The low-interest rate environment has increased appetite for alternative investments, including highly illiquid assets, according to German investors.
For some, however, this exposure had increased by too much, delegates heard at the Faros Institutional Investor Forum during the EuroFinance Week in Frankfurt last week.
“In search for yield institutional investors have all become too illiquid,” said Amin Obeidi, executive board member at the NSN Pension Trust.
NSN – a €3bn pooled fund for various pension plans related to Nokia and Siemens, including more recently purchased Alcatel Lucent in Germany – has invested 20% in alternatives, including real estate and infrastructure.
“We do not want to increase our alternatives quota beyond that as our illiquidity share is already extremely high,” Obeidi added.

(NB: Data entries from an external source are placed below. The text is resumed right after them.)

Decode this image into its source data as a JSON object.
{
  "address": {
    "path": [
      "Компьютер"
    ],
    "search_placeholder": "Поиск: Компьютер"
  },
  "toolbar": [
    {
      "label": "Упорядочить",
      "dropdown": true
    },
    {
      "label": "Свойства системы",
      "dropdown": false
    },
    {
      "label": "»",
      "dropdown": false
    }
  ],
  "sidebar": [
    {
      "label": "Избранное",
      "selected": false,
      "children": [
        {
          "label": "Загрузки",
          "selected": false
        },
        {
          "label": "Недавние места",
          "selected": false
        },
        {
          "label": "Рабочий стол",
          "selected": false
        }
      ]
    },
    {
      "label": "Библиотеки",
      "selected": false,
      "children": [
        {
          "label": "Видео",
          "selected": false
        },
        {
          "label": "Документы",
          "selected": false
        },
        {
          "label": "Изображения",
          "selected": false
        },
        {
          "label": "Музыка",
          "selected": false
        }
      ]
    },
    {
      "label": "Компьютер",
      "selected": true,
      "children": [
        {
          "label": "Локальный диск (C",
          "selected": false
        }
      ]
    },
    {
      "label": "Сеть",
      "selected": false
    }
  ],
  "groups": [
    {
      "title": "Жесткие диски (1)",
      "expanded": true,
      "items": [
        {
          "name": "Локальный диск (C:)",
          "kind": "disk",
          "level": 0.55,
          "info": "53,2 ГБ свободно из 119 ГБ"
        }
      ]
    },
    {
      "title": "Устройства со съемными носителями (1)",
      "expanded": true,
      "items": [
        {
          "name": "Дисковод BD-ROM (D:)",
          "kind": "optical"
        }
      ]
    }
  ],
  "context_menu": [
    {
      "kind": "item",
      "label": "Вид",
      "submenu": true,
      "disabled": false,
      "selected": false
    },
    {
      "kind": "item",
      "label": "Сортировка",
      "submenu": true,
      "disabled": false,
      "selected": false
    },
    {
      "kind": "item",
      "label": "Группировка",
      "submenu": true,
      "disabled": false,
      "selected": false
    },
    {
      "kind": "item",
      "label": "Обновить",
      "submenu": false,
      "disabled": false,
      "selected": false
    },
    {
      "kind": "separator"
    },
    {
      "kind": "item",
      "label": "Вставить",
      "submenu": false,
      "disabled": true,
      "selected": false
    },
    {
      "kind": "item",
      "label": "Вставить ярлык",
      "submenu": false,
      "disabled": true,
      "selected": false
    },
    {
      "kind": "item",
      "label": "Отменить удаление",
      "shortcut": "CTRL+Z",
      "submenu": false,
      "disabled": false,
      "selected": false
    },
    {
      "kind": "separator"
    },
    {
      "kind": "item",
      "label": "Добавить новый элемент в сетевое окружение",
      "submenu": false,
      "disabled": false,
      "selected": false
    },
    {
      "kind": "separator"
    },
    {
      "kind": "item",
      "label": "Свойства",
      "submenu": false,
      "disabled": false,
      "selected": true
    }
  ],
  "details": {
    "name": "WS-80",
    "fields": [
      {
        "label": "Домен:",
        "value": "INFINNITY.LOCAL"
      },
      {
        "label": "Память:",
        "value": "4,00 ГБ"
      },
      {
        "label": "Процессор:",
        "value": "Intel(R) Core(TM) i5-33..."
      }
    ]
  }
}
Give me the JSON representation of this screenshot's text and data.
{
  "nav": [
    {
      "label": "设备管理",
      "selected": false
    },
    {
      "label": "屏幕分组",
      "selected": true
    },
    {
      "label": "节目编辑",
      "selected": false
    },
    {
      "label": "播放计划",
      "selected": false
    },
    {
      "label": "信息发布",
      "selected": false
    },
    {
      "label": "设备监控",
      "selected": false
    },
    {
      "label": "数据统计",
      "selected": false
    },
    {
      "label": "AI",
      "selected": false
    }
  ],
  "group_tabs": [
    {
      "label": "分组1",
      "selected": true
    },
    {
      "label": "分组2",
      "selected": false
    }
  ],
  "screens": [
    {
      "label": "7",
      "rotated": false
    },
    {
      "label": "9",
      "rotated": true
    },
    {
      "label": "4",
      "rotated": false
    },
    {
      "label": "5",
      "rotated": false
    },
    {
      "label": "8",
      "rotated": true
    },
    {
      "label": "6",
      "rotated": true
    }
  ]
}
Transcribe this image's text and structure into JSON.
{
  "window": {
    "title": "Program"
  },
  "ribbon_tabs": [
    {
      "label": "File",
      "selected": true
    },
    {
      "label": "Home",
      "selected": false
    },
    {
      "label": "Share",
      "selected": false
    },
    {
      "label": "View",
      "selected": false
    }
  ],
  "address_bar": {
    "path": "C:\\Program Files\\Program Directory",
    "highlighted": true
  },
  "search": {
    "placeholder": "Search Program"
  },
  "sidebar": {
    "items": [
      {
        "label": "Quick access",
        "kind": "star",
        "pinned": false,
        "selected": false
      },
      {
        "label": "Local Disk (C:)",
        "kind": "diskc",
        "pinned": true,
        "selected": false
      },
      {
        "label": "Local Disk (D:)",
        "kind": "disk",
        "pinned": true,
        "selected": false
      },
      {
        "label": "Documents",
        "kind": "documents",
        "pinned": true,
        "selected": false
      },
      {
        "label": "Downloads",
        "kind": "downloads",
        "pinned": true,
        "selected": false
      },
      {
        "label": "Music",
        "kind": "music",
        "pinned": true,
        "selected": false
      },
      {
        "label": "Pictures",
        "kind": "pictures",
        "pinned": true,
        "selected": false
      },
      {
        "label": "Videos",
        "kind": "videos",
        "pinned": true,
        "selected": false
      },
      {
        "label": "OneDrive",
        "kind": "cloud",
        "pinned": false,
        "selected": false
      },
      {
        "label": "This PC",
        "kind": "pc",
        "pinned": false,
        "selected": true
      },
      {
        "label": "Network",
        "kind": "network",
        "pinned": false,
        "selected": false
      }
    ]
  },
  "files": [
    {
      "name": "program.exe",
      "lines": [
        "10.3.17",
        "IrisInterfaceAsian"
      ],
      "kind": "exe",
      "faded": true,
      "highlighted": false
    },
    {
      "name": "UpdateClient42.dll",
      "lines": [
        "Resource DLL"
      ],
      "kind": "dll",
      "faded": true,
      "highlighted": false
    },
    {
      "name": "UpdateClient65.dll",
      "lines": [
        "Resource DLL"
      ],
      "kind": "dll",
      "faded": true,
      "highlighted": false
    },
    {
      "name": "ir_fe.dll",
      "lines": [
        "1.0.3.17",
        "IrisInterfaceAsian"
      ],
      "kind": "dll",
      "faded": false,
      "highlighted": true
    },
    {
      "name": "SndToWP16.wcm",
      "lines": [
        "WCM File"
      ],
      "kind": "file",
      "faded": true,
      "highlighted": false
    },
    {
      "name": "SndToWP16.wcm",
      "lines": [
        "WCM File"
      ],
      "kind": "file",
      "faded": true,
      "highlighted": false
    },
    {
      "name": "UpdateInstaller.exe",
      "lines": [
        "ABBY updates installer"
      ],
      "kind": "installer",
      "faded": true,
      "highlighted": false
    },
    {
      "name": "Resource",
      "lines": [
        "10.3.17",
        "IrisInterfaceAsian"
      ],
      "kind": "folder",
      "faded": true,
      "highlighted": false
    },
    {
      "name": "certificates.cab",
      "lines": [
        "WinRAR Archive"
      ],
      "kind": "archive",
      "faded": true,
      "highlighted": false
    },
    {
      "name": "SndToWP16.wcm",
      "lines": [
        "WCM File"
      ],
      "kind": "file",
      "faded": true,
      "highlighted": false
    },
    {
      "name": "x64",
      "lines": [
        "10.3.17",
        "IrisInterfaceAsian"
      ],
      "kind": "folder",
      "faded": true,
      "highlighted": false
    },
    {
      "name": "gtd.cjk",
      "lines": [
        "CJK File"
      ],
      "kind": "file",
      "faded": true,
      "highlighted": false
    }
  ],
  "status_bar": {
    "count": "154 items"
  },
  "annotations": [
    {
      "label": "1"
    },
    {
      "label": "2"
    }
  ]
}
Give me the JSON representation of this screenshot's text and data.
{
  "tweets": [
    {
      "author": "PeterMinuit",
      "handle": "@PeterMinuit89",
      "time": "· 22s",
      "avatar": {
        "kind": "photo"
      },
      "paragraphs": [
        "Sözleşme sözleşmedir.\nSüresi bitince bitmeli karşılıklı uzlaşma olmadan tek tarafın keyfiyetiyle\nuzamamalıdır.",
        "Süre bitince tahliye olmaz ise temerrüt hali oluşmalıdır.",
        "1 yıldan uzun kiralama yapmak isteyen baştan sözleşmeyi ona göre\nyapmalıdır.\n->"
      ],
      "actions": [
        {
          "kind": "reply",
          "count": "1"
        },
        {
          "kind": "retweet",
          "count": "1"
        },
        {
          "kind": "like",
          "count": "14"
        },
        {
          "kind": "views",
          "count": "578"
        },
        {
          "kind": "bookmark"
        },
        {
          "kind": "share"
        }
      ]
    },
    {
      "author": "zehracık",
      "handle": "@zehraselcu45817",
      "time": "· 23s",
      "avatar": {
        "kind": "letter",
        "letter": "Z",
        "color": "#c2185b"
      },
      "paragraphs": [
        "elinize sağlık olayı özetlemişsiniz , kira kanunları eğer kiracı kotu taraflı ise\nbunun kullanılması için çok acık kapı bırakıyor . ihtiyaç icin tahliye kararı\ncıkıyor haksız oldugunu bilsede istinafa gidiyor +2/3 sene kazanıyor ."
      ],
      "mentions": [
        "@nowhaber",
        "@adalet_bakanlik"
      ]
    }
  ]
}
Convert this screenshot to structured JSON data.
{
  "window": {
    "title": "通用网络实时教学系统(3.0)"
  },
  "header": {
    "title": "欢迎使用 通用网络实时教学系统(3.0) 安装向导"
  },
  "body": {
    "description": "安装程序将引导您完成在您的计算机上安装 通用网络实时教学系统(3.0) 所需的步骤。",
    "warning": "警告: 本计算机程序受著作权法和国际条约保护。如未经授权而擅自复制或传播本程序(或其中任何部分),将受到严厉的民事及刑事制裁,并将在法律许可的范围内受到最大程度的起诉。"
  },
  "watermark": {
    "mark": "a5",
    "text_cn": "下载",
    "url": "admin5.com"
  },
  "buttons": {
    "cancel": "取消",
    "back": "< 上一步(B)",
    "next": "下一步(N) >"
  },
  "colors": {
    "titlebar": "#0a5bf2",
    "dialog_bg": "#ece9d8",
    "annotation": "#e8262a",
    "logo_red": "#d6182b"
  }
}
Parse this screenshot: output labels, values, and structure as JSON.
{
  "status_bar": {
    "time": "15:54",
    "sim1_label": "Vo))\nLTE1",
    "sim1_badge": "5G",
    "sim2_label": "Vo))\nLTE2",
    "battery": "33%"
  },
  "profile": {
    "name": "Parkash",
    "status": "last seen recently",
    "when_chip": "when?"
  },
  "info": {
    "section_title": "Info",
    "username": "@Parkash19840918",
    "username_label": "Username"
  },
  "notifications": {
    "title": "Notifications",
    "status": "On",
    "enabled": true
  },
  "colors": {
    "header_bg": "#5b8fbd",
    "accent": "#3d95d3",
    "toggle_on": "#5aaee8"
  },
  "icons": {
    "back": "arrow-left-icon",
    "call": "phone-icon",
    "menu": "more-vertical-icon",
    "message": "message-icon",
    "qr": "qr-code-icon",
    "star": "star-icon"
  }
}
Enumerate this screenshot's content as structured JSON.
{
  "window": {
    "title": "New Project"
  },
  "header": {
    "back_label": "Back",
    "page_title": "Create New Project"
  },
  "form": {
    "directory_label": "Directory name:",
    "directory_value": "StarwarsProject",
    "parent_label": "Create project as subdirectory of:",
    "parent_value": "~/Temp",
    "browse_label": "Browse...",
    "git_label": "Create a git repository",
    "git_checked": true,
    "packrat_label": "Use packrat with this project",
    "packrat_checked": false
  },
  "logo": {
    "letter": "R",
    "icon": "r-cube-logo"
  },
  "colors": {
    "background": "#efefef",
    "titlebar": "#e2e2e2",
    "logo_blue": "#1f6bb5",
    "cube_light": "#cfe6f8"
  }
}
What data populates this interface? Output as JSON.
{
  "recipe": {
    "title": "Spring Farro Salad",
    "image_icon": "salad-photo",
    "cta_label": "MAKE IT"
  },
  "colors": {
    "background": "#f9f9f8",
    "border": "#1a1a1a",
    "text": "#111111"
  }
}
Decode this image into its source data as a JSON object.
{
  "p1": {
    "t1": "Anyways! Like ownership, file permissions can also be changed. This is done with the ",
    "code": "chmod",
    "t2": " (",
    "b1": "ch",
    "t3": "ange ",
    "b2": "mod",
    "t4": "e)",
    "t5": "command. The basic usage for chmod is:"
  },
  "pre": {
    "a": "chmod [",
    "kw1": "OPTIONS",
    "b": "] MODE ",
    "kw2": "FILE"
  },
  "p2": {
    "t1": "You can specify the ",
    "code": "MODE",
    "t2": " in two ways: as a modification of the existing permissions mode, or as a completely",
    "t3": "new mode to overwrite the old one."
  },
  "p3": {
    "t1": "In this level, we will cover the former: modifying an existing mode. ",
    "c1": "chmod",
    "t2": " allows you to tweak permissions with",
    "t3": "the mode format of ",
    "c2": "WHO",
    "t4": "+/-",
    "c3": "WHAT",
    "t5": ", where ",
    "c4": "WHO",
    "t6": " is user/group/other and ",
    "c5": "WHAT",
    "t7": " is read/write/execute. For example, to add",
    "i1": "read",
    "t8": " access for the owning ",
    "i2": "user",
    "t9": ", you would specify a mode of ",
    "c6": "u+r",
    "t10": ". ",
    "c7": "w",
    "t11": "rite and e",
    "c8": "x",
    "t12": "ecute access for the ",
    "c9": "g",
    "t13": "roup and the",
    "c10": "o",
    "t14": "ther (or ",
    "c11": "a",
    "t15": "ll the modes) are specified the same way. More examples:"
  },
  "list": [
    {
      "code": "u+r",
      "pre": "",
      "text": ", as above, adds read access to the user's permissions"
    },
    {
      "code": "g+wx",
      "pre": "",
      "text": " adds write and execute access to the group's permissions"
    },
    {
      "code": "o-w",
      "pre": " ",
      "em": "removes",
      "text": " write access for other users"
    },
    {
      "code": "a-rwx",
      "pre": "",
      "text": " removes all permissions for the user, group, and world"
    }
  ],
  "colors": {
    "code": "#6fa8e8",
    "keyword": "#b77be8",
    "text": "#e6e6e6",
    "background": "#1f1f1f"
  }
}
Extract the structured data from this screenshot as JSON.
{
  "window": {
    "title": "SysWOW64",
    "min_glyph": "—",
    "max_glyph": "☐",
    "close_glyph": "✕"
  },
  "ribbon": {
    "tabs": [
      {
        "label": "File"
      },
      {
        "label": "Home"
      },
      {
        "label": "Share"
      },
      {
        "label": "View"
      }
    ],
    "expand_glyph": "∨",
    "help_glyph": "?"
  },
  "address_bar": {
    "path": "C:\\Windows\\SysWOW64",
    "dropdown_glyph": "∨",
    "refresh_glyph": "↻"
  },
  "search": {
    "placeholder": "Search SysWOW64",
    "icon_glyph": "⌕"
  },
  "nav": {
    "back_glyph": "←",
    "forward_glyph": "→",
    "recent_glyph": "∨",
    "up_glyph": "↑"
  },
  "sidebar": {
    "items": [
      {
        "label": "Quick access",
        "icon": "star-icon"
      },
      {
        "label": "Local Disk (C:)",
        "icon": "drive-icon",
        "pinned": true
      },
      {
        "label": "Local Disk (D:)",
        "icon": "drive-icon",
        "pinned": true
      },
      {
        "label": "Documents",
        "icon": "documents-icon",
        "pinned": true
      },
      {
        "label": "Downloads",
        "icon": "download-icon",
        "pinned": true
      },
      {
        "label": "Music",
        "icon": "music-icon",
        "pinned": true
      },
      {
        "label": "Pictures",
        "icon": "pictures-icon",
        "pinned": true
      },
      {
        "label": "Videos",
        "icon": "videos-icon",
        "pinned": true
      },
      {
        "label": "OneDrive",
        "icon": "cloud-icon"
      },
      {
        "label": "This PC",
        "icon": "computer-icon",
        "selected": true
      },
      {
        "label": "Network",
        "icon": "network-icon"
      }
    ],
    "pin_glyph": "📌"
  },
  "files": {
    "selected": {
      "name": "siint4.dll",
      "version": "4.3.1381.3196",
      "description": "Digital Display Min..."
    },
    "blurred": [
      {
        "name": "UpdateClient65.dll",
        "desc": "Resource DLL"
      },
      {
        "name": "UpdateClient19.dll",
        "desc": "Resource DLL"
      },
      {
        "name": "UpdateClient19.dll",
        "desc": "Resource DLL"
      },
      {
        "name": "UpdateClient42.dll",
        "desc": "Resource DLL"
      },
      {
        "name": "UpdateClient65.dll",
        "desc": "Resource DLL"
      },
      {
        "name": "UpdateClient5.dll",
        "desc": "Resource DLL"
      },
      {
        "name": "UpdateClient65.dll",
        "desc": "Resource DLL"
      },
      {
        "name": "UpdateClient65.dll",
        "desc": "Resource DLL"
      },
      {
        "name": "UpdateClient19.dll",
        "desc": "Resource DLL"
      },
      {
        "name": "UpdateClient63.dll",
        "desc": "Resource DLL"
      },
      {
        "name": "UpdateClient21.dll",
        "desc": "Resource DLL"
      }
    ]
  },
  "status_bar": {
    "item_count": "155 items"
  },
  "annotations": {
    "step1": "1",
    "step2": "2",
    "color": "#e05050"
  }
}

He said private equity had been “discussed again” by the fund’s management at the beginning of the year, but a new allocation was rejected on the grounds of fee levels and because there is “too much dry powder in the market”.
However, for the €12.7bn pension fund for doctors in Westphalia-Lippe, ÄVWL, illiquid and more complex investments have helped to achieve the promised 4% interest on members’ assets.
“For us the cash-flow is important to achieve more than the necessary return via complex topics – with our long investment horizon investments into real assets are a good idea,” said Christian Mosel, managing director at the ÄVWL.
Most recently the pension fund helped finance the Nordlicht onshore windpower project via Prime Capital.
“Deals like that take a lot of time and effort but we think they are right for us,” Mosel added.
He said infrastructure and similarly complex topics were “part of the ÄVWL’s DNA” and that over the past few years the fund had built considerable know-how in that field.
Similarly, Mosel noted that the fund had mainly invested in project developments within real estate, rather than existing buildings, to get higher returns.
Additionally, the ÄVWL was amending its own real estate portfolio to improve returns, he said.
Mosel and his board were less convinced about asset classes such as commodities and hedge funds, and had not considered them for inclusion in the investment portfolio.
Pascal Mangang, head of risk management at the €24.5bn VBL, the public pension fund for German federal and state civil servants, said time was an important factor.
“For long-term investors illiquidity is not as much of an issue,” he said. “We can wait if the investment is good enough – but you have to stick to your strategy.”
Nevertheless, Mangang said he was worried that, despite higher returns from illiquid strategies and absolute return approaches, the low interest-rate environment would lead to problems for pension funds like the VBL which have to fulfil return guarantees.
“The pension industry will get into trouble if the interest rates are not recovering soon,” he said.